The cookbook that I am reviewing today is  a cookbook that around here is known as a 'church cookbook'.  I have quite a few of this type of cookbook.  They are all pretty similar in that they almost always have a paperback cover and a spiral type binding holding the pages together.  They rarely have pictures of any of the foods, no glossy pages with foods artfully arranged by food stylists.  These cookbooks are always a collection of recipes contributed by a group.  The group might be the ladies of a congregation, hence the nickname 'church cookbook'.  But they could also be some other group.  I have cookbooks published by an elementary school and a nursing home.  Sometimes they are a group raising funds for a cause.  I have a cookbook published by a Relay For Life chapter and an Eastern Star chapter and I recently contributed some of my recipes to a cookbook being put together to benefit ALS.  And sometimes they promote a region.  My mom knows that I love cookbooks and between us we have purchased three copies of the Wall Drug cookbook.  One more trip to Rapid City South Dakota and I will have enough copies for myself and each of my children.

The cookbook that I am reviewing today is one of those regional cookbooks.  My younger daughter spent her college years at Kansas State.  Go Cats! And adjacent to the campus is a six square block business district known as Aggieville.   It is the oldest shopping district in Kansas.  It is a great collection of bars, restaurants and shops.  Before K State was the Wildcats it was the Aggies and the name stuck.  You can read about Aggieville on Wikipedia and a quick Google search finds 82,000+ hits.  While on one of our visits to campus I purchased a cookbook published with recipes contributed by the merchants of Aggieville. 

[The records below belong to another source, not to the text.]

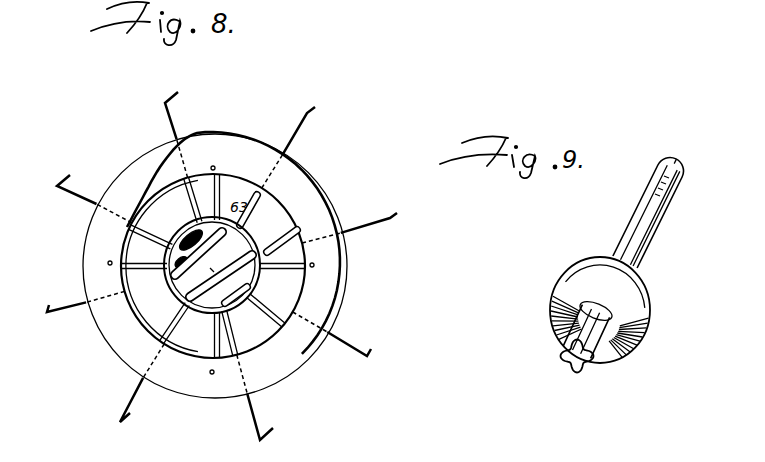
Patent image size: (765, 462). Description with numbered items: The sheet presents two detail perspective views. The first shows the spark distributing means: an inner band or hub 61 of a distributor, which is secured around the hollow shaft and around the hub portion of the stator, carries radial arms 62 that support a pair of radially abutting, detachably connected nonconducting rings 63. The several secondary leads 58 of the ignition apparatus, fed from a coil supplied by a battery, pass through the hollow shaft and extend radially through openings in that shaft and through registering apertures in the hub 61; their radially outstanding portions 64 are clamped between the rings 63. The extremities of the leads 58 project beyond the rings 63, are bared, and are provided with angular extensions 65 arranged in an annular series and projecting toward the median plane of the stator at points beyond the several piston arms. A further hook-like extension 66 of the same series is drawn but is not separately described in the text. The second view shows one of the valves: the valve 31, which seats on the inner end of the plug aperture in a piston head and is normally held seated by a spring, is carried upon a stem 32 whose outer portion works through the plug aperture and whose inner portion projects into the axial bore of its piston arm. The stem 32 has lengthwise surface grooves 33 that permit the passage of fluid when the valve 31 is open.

In FIG. 8, the secondary leads 58 is at (212, 264).
In FIG. 8, the inner band or hub 61 is at (240, 304).
In FIG. 8, the radial arms 62 is at (210, 200).
In FIG. 8, the rings 63 is at (330, 263).
In FIG. 8, the radially outstanding portions 64 is at (276, 311).
In FIG. 8, the angular extensions 65 is at (175, 130).
In FIG. 8, the hook 66 is at (294, 137).
In FIG. 9, the valve 31 is at (640, 307).
In FIG. 9, the stem 32 is at (648, 237).
In FIG. 9, the lengthwise surface grooves 33 is at (652, 201).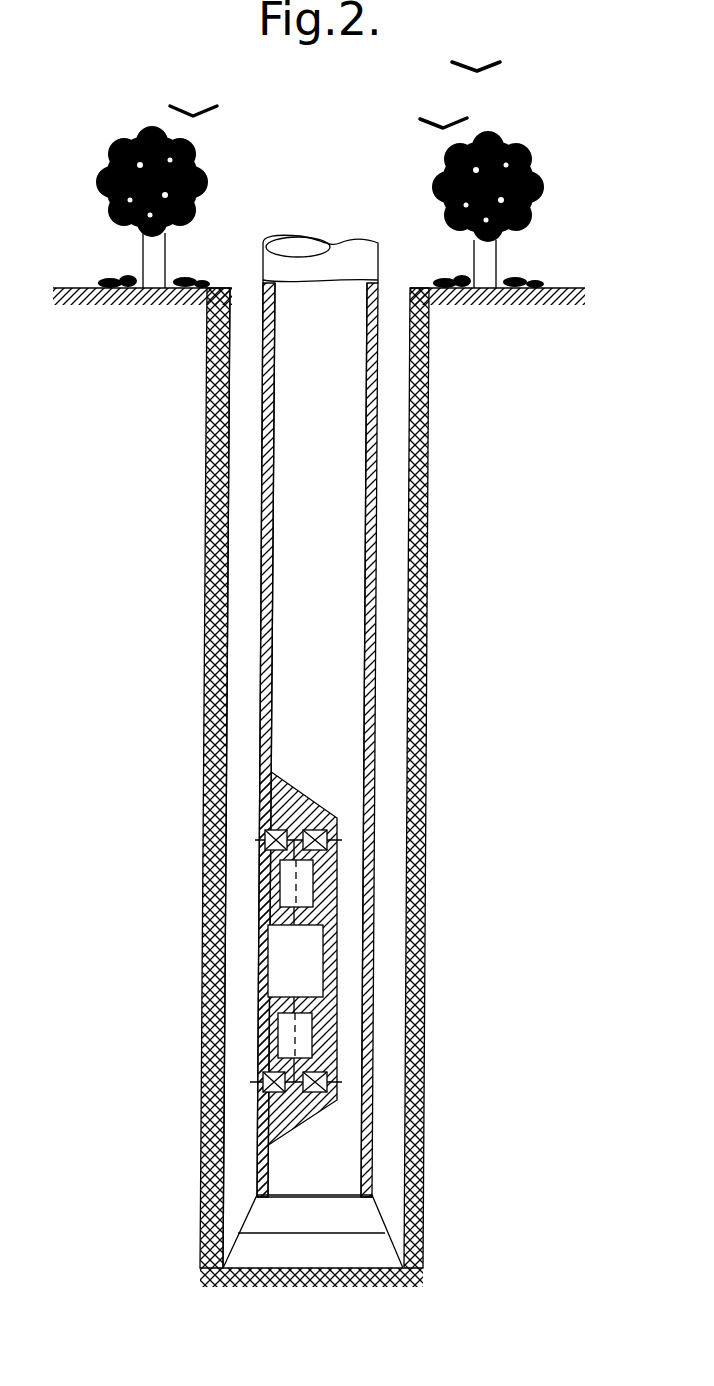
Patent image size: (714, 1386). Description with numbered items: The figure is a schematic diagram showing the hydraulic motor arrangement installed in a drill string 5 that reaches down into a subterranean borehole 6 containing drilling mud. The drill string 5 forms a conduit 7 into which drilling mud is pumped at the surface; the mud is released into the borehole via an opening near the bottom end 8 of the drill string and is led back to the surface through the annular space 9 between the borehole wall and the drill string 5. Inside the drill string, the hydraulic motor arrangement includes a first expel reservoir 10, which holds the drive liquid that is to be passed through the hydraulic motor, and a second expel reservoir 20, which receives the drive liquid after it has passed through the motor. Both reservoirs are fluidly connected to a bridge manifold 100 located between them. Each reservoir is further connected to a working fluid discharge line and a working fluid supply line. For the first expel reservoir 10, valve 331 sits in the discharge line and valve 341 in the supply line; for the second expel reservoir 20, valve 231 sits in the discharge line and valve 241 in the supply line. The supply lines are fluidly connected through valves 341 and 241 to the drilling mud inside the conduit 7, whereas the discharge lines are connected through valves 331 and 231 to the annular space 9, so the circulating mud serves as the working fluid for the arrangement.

The drill string 5 is at (375, 442).
The borehole 6 is at (438, 855).
The conduit 7 is at (333, 364).
The bottom end 8 is at (271, 1257).
The annular space 9 is at (247, 549).
The first expel reservoir 10 is at (285, 885).
The second expel reservoir 20 is at (283, 1033).
The bridge manifold 100 is at (282, 965).
The valve 231 is at (258, 1080).
The valve 241 is at (312, 1092).
The valve 331 is at (265, 840).
The valve 341 is at (313, 830).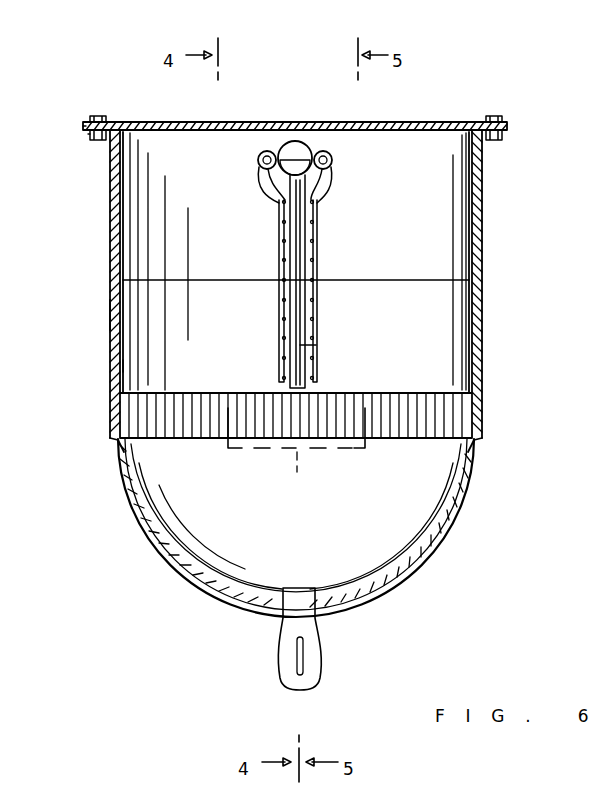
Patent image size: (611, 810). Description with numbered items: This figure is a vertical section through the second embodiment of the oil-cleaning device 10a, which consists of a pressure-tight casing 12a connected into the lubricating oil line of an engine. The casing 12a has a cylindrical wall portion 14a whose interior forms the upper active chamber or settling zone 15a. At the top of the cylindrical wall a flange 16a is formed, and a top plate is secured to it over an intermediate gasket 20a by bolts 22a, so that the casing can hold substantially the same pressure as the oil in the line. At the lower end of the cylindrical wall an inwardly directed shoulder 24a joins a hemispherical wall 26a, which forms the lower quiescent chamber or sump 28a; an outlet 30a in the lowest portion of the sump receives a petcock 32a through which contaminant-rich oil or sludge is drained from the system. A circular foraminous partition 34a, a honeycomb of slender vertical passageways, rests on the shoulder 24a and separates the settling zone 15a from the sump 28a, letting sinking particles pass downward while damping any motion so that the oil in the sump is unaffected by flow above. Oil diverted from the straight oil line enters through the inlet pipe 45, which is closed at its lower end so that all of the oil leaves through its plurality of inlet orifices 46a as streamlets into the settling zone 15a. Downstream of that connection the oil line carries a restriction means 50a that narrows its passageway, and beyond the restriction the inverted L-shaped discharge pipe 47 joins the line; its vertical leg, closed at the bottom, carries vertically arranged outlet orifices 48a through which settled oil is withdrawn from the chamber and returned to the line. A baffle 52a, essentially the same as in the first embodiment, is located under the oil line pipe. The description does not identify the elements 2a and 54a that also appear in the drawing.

The partially visible numeral (cut off at sheet edge) 2a is at (83, 127).
The device 10a is at (496, 375).
The casing 12a is at (110, 415).
The cylindrical wall portion 14a is at (101, 322).
The upper active chamber 15a is at (424, 193).
The flange 16a is at (90, 140).
The gasket 20a is at (83, 128).
The bolts 22a is at (100, 116).
The inwardly directed shoulder 24a is at (120, 445).
The hemispherical wall 26a is at (424, 562).
The sump 28a is at (176, 545).
The outlet 30a is at (281, 614).
The petcock 32a is at (294, 688).
The foraminous partition 34a is at (207, 441).
The inlet pipe 45 is at (280, 310).
The inlet orifices 46a is at (282, 280).
The discharge pipe 47 is at (318, 303).
The outlet orifices 48a is at (314, 280).
The restriction means 50a is at (294, 142).
The baffle 52a is at (318, 345).
The wall liner 54a is at (125, 366).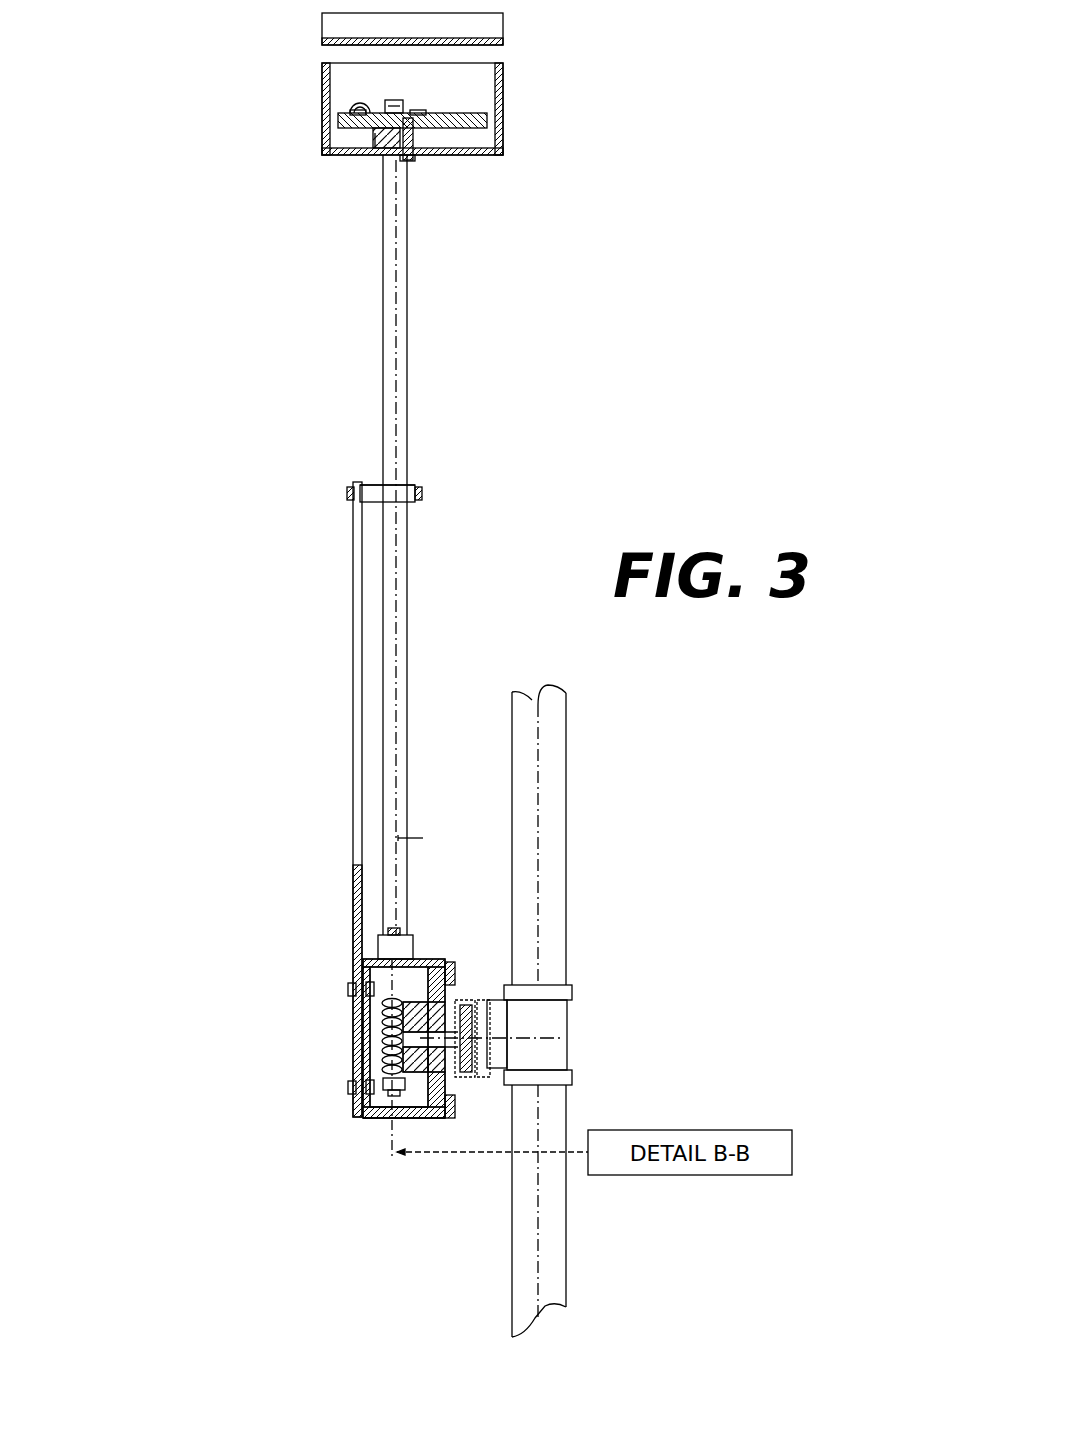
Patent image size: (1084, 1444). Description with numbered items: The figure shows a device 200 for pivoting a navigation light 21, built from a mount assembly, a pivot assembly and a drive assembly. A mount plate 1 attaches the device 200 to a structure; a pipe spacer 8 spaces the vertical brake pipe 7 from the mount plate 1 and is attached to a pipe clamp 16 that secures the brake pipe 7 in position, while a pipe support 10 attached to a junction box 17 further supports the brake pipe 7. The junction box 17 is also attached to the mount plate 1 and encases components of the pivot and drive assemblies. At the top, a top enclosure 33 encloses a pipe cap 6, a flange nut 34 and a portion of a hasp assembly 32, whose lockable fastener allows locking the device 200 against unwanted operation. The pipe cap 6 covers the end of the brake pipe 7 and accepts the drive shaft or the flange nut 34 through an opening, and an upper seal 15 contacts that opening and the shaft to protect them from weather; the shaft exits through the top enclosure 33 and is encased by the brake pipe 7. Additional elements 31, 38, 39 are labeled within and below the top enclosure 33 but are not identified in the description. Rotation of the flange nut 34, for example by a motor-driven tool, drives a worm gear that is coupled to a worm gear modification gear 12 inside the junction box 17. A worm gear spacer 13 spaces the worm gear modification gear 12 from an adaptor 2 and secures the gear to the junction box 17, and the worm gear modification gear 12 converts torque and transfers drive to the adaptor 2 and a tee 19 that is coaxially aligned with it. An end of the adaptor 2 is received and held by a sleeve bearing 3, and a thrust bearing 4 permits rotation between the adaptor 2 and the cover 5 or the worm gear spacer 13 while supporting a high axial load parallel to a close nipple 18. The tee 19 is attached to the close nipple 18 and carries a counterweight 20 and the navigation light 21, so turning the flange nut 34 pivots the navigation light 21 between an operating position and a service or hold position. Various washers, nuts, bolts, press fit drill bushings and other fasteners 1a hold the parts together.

The mount plate 1 is at (352, 727).
The press fit drill bushing(s) / fasteners 1a is at (423, 494).
The adaptor 2 is at (455, 1063).
The sleeve bearing 3 is at (440, 1002).
The thrust bearing 4 is at (481, 918).
The cover 5 is at (438, 1120).
The pipe cap 6 is at (375, 146).
The brake pipe 7 is at (382, 270).
The pipe spacer 8 is at (370, 483).
The pipe support 10 is at (415, 940).
The worm gear modification gear 12 is at (385, 1058).
The worm gear spacer 13 is at (420, 1070).
The upper seal 15 is at (373, 133).
The pipe clamp 16 is at (405, 483).
The junction box 17 is at (412, 1118).
The close nipple 18 is at (606, 962).
The tee 19 is at (545, 1012).
The counterweight 20 is at (555, 848).
The navigation light 21 is at (525, 1240).
The shaft 31 is at (417, 160).
The hasp assembly 32 is at (488, 120).
The top enclosure 33 is at (507, 142).
The flange nut 34 is at (385, 98).
The nut 38 is at (417, 115).
The loop 39 is at (350, 103).
The device 200 is at (703, 1265).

Aggieville Appetites has on its cover a photo of Varneys bookstore in Aggieville.  The cover is edged in Wildcat purple and it has 250 pages of recipes.  There is a nice recipe index at the back of the book and the dividers between the chapter contain black and white photos of Aggieville. 

I have perused the cookbook and have a list of great looking recipes to try.  I look forward to sharing them over the next year.